Several Democrats said some language they were seeking could end up in separate legislation. Several said changes might include provisions aimed at ensuring that detained children are treated humanely.
“We’ve got lives at stake,” said Rep. Tony Cardenas, D-Calif. He said the US has been “the gold standard” for treating refugees fleeing dangerous countries, “and I don’t think we should compromise that at all.”
The meeting may have helped ease Democratic complaints. Rep. Alexandria Ocasio-Cortez, D-N.Y., told reporters before the meeting that she would oppose the bill but left the door open afterward, saying, “I oppose the situation we’re in, but my main goal is to keep kids from dying.”
Much of the legislation’s money would help care for migrants at a time when federal officials say their agencies have been overwhelmed by the influx of migrants and are running out of funds.
The back-and-forth on the spending measure came as Congress’ top Democrats criticized Trump for threatening coast-to-coast deportations of migrants.
Over the weekend, Trump tweeted that he would give Congress two weeks to solve “the Asylum and Loopholes problems” along the border with Mexico. “If not, Deportations start!” he tweeted.
The president had earlier warned that there would soon be a nationwide sweep aimed at “millions” of people living illegally in the US, including families. The sweeps were supposed to begin Sunday, but Trump said he postponed them.
Pelosi, D-Calif., said the threatened raids were “appalling” when she was asked about them at an immigration event Monday in Queens, New York.
“It is outside the circle of civilized human behavior, just kicking down doors, splitting up families and the rest of that in addition to the injustices that are happening at the border,” she said.
On the Senate floor, Minority Leader Chuck Schumer, D-N.Y., described Trump’s “chilling, nasty, obnoxious threats” and said the president “seems far more comfortable terrorizing immigrant families” than addressing immigration problems.
“I mean, my God, to threaten separating children from their parents as a bargaining chip? That’s the very definition of callousness,” Schumer said.
It is not clear exactly what Trump, who has started his 2020 re-election bid, means regarding asylum and loophole changes.

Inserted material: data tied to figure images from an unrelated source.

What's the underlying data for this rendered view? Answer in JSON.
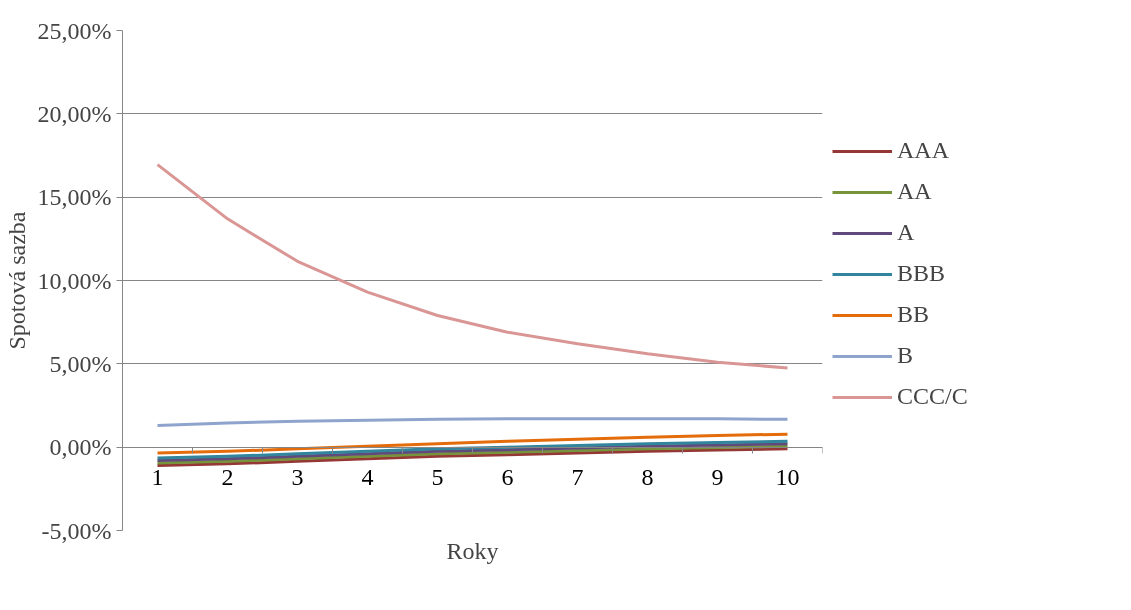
{
  "chart_data": {
    "type": "line",
    "xlabel": "Roky",
    "ylabel": "Spotová sazba",
    "categories": [
      "1",
      "2",
      "3",
      "4",
      "5",
      "6",
      "7",
      "8",
      "9",
      "10"
    ],
    "ylim": [
      -5,
      25
    ],
    "yticks": [
      {
        "value": -5,
        "label": "-5,00%"
      },
      {
        "value": 0,
        "label": "0,00%"
      },
      {
        "value": 5,
        "label": "5,00%"
      },
      {
        "value": 10,
        "label": "10,00%"
      },
      {
        "value": 15,
        "label": "15,00%"
      },
      {
        "value": 20,
        "label": "20,00%"
      },
      {
        "value": 25,
        "label": "25,00%"
      }
    ],
    "grid": "y",
    "legend": "right",
    "marker": "none",
    "line_style": "solid",
    "series": [
      {
        "name": "AAA",
        "color": "#953735",
        "values": [
          -1.1,
          -1.0,
          -0.85,
          -0.7,
          -0.55,
          -0.45,
          -0.35,
          -0.25,
          -0.17,
          -0.1
        ]
      },
      {
        "name": "AA",
        "color": "#77933c",
        "values": [
          -0.95,
          -0.85,
          -0.7,
          -0.55,
          -0.4,
          -0.3,
          -0.2,
          -0.1,
          -0.02,
          0.05
        ]
      },
      {
        "name": "A",
        "color": "#604a7b",
        "values": [
          -0.8,
          -0.7,
          -0.55,
          -0.4,
          -0.25,
          -0.15,
          -0.05,
          0.05,
          0.13,
          0.2
        ]
      },
      {
        "name": "BBB",
        "color": "#31859c",
        "values": [
          -0.65,
          -0.55,
          -0.4,
          -0.25,
          -0.1,
          0.0,
          0.1,
          0.2,
          0.28,
          0.35
        ]
      },
      {
        "name": "BB",
        "color": "#e46c0a",
        "values": [
          -0.35,
          -0.25,
          -0.1,
          0.05,
          0.2,
          0.35,
          0.48,
          0.6,
          0.7,
          0.78
        ]
      },
      {
        "name": "B",
        "color": "#8ea4cc",
        "values": [
          1.3,
          1.45,
          1.55,
          1.62,
          1.67,
          1.7,
          1.71,
          1.71,
          1.7,
          1.67
        ]
      },
      {
        "name": "CCC/C",
        "color": "#d99694",
        "values": [
          16.95,
          13.7,
          11.15,
          9.3,
          7.9,
          6.9,
          6.2,
          5.6,
          5.1,
          4.75
        ]
      }
    ]
  }
}
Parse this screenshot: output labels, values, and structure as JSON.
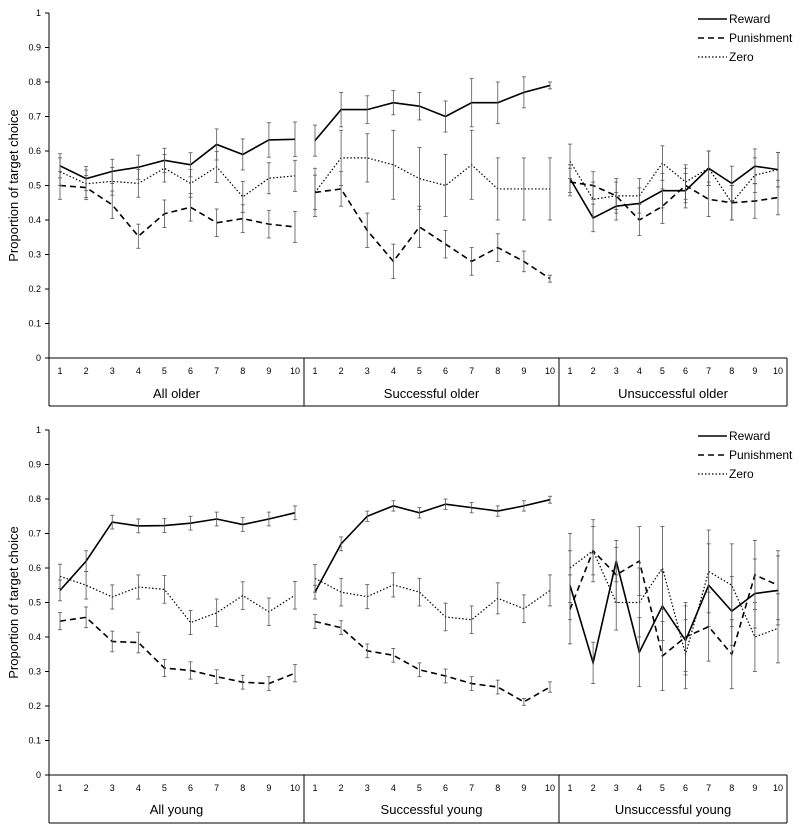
{
  "chart_data": {
    "type": "line",
    "ylabel": "Proportion of target choice",
    "yticks": [
      "0",
      "0.1",
      "0.2",
      "0.3",
      "0.4",
      "0.5",
      "0.6",
      "0.7",
      "0.8",
      "0.9",
      "1"
    ],
    "ylim": [
      0,
      1
    ],
    "x": [
      1,
      2,
      3,
      4,
      5,
      6,
      7,
      8,
      9,
      10
    ],
    "legend": [
      "Reward",
      "Punishment",
      "Zero"
    ],
    "legend_position": "top-right",
    "series_styles": {
      "Reward": "solid",
      "Punishment": "dashed",
      "Zero": "dotted"
    },
    "panels": [
      {
        "groups": [
          {
            "label": "All older",
            "series": [
              {
                "name": "Reward",
                "values": [
                  0.557,
                  0.52,
                  0.541,
                  0.553,
                  0.573,
                  0.56,
                  0.619,
                  0.59,
                  0.632,
                  0.634
                ],
                "errors": [
                  0.035,
                  0.035,
                  0.035,
                  0.035,
                  0.035,
                  0.035,
                  0.045,
                  0.045,
                  0.05,
                  0.05
                ]
              },
              {
                "name": "Punishment",
                "values": [
                  0.5,
                  0.494,
                  0.444,
                  0.353,
                  0.418,
                  0.437,
                  0.392,
                  0.404,
                  0.388,
                  0.38
                ],
                "errors": [
                  0.04,
                  0.035,
                  0.04,
                  0.035,
                  0.04,
                  0.04,
                  0.04,
                  0.04,
                  0.04,
                  0.045
                ]
              },
              {
                "name": "Zero",
                "values": [
                  0.54,
                  0.505,
                  0.512,
                  0.506,
                  0.55,
                  0.506,
                  0.554,
                  0.467,
                  0.521,
                  0.528
                ],
                "errors": [
                  0.04,
                  0.04,
                  0.04,
                  0.04,
                  0.04,
                  0.04,
                  0.045,
                  0.045,
                  0.045,
                  0.045
                ]
              }
            ]
          },
          {
            "label": "Successful older",
            "series": [
              {
                "name": "Reward",
                "values": [
                  0.63,
                  0.72,
                  0.72,
                  0.74,
                  0.73,
                  0.7,
                  0.74,
                  0.74,
                  0.77,
                  0.79
                ],
                "errors": [
                  0.045,
                  0.05,
                  0.04,
                  0.035,
                  0.04,
                  0.045,
                  0.07,
                  0.06,
                  0.045,
                  0.01
                ]
              },
              {
                "name": "Punishment",
                "values": [
                  0.48,
                  0.49,
                  0.37,
                  0.28,
                  0.38,
                  0.33,
                  0.28,
                  0.32,
                  0.28,
                  0.23
                ],
                "errors": [
                  0.05,
                  0.05,
                  0.05,
                  0.05,
                  0.06,
                  0.04,
                  0.04,
                  0.04,
                  0.03,
                  0.01
                ]
              },
              {
                "name": "Zero",
                "values": [
                  0.48,
                  0.58,
                  0.58,
                  0.56,
                  0.52,
                  0.5,
                  0.56,
                  0.49,
                  0.49,
                  0.49
                ],
                "errors": [
                  0.07,
                  0.08,
                  0.07,
                  0.1,
                  0.09,
                  0.09,
                  0.1,
                  0.09,
                  0.09,
                  0.09
                ]
              }
            ]
          },
          {
            "label": "Unsuccessful older",
            "series": [
              {
                "name": "Reward",
                "values": [
                  0.52,
                  0.406,
                  0.44,
                  0.448,
                  0.485,
                  0.485,
                  0.55,
                  0.506,
                  0.556,
                  0.546
                ],
                "errors": [
                  0.04,
                  0.04,
                  0.04,
                  0.045,
                  0.05,
                  0.05,
                  0.05,
                  0.05,
                  0.05,
                  0.05
                ]
              },
              {
                "name": "Punishment",
                "values": [
                  0.51,
                  0.5,
                  0.47,
                  0.4,
                  0.44,
                  0.5,
                  0.46,
                  0.45,
                  0.455,
                  0.465
                ],
                "errors": [
                  0.04,
                  0.04,
                  0.04,
                  0.045,
                  0.05,
                  0.05,
                  0.05,
                  0.05,
                  0.05,
                  0.05
                ]
              },
              {
                "name": "Zero",
                "values": [
                  0.57,
                  0.46,
                  0.47,
                  0.47,
                  0.565,
                  0.51,
                  0.55,
                  0.45,
                  0.53,
                  0.546
                ],
                "errors": [
                  0.05,
                  0.05,
                  0.05,
                  0.05,
                  0.05,
                  0.05,
                  0.05,
                  0.05,
                  0.05,
                  0.05
                ]
              }
            ]
          }
        ]
      },
      {
        "groups": [
          {
            "label": "All young",
            "series": [
              {
                "name": "Reward",
                "values": [
                  0.535,
                  0.62,
                  0.733,
                  0.722,
                  0.723,
                  0.73,
                  0.742,
                  0.726,
                  0.742,
                  0.76
                ],
                "errors": [
                  0.03,
                  0.03,
                  0.02,
                  0.02,
                  0.02,
                  0.02,
                  0.02,
                  0.02,
                  0.02,
                  0.02
                ]
              },
              {
                "name": "Punishment",
                "values": [
                  0.446,
                  0.457,
                  0.387,
                  0.384,
                  0.31,
                  0.303,
                  0.285,
                  0.269,
                  0.265,
                  0.295
                ],
                "errors": [
                  0.025,
                  0.03,
                  0.03,
                  0.03,
                  0.025,
                  0.025,
                  0.02,
                  0.02,
                  0.02,
                  0.025
                ]
              },
              {
                "name": "Zero",
                "values": [
                  0.576,
                  0.55,
                  0.516,
                  0.545,
                  0.538,
                  0.442,
                  0.47,
                  0.52,
                  0.473,
                  0.521
                ],
                "errors": [
                  0.035,
                  0.04,
                  0.035,
                  0.035,
                  0.04,
                  0.035,
                  0.04,
                  0.04,
                  0.04,
                  0.04
                ]
              }
            ]
          },
          {
            "label": "Successful young",
            "series": [
              {
                "name": "Reward",
                "values": [
                  0.53,
                  0.67,
                  0.75,
                  0.78,
                  0.76,
                  0.785,
                  0.775,
                  0.765,
                  0.78,
                  0.798
                ],
                "errors": [
                  0.02,
                  0.02,
                  0.015,
                  0.015,
                  0.015,
                  0.015,
                  0.015,
                  0.015,
                  0.015,
                  0.01
                ]
              },
              {
                "name": "Punishment",
                "values": [
                  0.445,
                  0.427,
                  0.36,
                  0.347,
                  0.305,
                  0.287,
                  0.265,
                  0.255,
                  0.212,
                  0.255
                ],
                "errors": [
                  0.02,
                  0.02,
                  0.02,
                  0.02,
                  0.02,
                  0.02,
                  0.02,
                  0.02,
                  0.01,
                  0.015
                ]
              },
              {
                "name": "Zero",
                "values": [
                  0.57,
                  0.53,
                  0.517,
                  0.551,
                  0.53,
                  0.458,
                  0.45,
                  0.512,
                  0.482,
                  0.535
                ],
                "errors": [
                  0.04,
                  0.04,
                  0.035,
                  0.035,
                  0.04,
                  0.04,
                  0.04,
                  0.045,
                  0.04,
                  0.045
                ]
              }
            ]
          },
          {
            "label": "Unsuccessful young",
            "series": [
              {
                "name": "Reward",
                "values": [
                  0.55,
                  0.325,
                  0.62,
                  0.356,
                  0.49,
                  0.39,
                  0.55,
                  0.475,
                  0.526,
                  0.535
                ],
                "errors": [
                  0.1,
                  0.06,
                  0.06,
                  0.1,
                  0.1,
                  0.1,
                  0.12,
                  0.1,
                  0.1,
                  0.1
                ]
              },
              {
                "name": "Punishment",
                "values": [
                  0.48,
                  0.65,
                  0.58,
                  0.62,
                  0.345,
                  0.4,
                  0.43,
                  0.35,
                  0.58,
                  0.55
                ],
                "errors": [
                  0.1,
                  0.09,
                  0.08,
                  0.1,
                  0.1,
                  0.1,
                  0.1,
                  0.1,
                  0.1,
                  0.1
                ]
              },
              {
                "name": "Zero",
                "values": [
                  0.6,
                  0.65,
                  0.5,
                  0.5,
                  0.6,
                  0.35,
                  0.59,
                  0.55,
                  0.4,
                  0.425
                ],
                "errors": [
                  0.1,
                  0.07,
                  0.08,
                  0.1,
                  0.12,
                  0.1,
                  0.12,
                  0.12,
                  0.1,
                  0.1
                ]
              }
            ]
          }
        ]
      }
    ]
  }
}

He’s long been trying to restrict the numbers of people being allowed to enter the US after claiming asylum and impose other restrictions, a path he’s followed since he began his quest for president years ago. His threatened deportations came as authorities have been overwhelmed by a huge increase of migrants crossing the border into the US in recent months.
For years, Democrats and Republicans have unable to find middle ground on immigration that can pass Congress. It seems unlikely they will suddenly find a solution within two weeks.